If you don't immediately recognise this as something obvious, then perhaps somebody more fluent in Haskell than I would be good enough to suggest test code that exercises this and is somewhat simpler than "build ghc"? If my analysis is at all close to the mark, then something that sits in a loop forking and reaping a trivial child process on each iteration should be enough to reproduce this. On the assumption that most non-Debian-developers don't have convenient access to S/390 machines (Debian developers can use zelenka.debian.org), I'd be happy to try things out.

Change History (4)

comment:1 Changed 8 months ago by nomeata

  • Difficulty set to Unknown

I tried to find out if -V0 helps, but unfortunately it does not.

comment:2 Changed 8 months ago by nomeata

I tried to reproduce the problem by spawning lots of processes, but

import System.Process
main = mapM_ (\_ -> readProcess "/bin/echo" ["hello", "world"] "") [0..10000]

did not deadlock.

comment:3 Changed 7 months ago by pmylund

  • Cc simonmar added

I am experiencing the same issue, but on x86_64, and with my own application which uses GHC (7.6.2) threads. On occasion a thread will loop forever, and give the same kind of output from strace. (Is it the same issue?)

Unfortunately I don't know how to begin troubleshooting. Whatever I do to try to reproduce it in a smaller test, the problem goes away if I don't use the combination of threads, STM and exception handling that I have in my larger application.
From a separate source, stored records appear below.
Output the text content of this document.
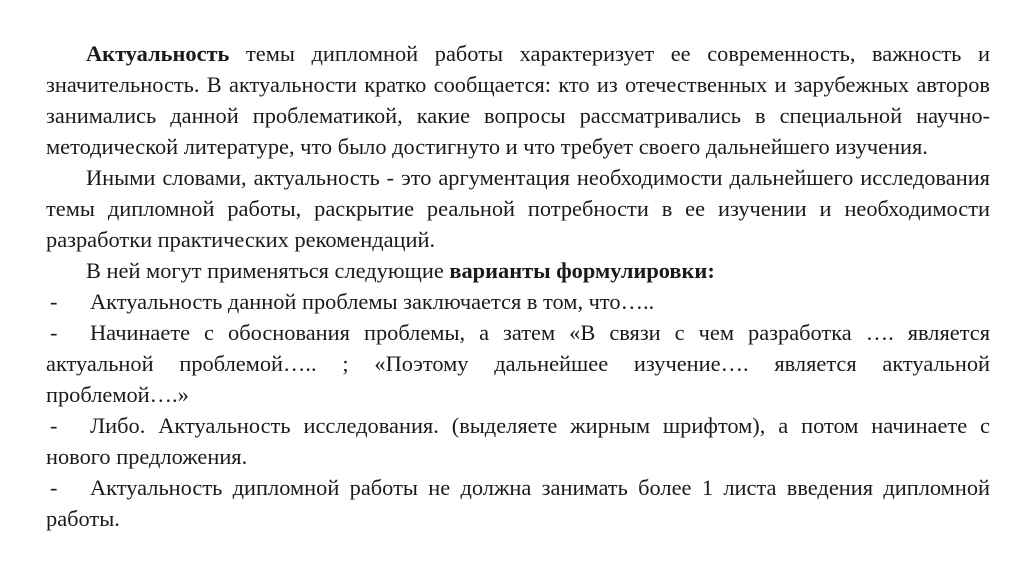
Актуальность темы дипломной работы характеризует ее современность, важность и значительность. В актуальности кратко сообщается: кто из отечественных и зарубежных авторов занимались данной проблематикой, какие вопросы рассматривались в специальной научно-методической литературе, что было достигнуто и что требует своего дальнейшего изучения.

Иными словами, актуальность - это аргументация необходимости дальнейшего исследования темы дипломной работы, раскрытие реальной потребности в ее изучении и необходимости разработки практических рекомендаций.

В ней могут применяться следующие варианты формулировки:

- Актуальность данной проблемы заключается в том, что…..

- Начинаете с обоснования проблемы, а затем «В связи с чем разработка …. является актуальной проблемой….. ; «Поэтому дальнейшее изучение…. является актуальной проблемой….»

- Либо. Актуальность исследования. (выделяете жирным шрифтом), а потом начинаете с нового предложения.

- Актуальность дипломной работы не должна занимать более 1 листа введения дипломной работы.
I will keep trying and report back, but any input is appreciated.

Update: Please ignore the above. It turns out I had become trapped in an infinite loop inside my own recursive function, and that the strace output is to be expected from applications that are actually doing something (like infinitely looping.) Sorry about that.

Last edited 7 months ago by pmylund (previous) (diff)

comment:4 Changed 7 months ago by simonmar

Getting a stack trace would probably help. You want to make sure that GHC itself is built with -debug: set GhcDebugged=YES in your build.mk (this will slow down the build, but you can remove it later). When the process hangs, attach to it with gdb and get a backtrace of all the threads.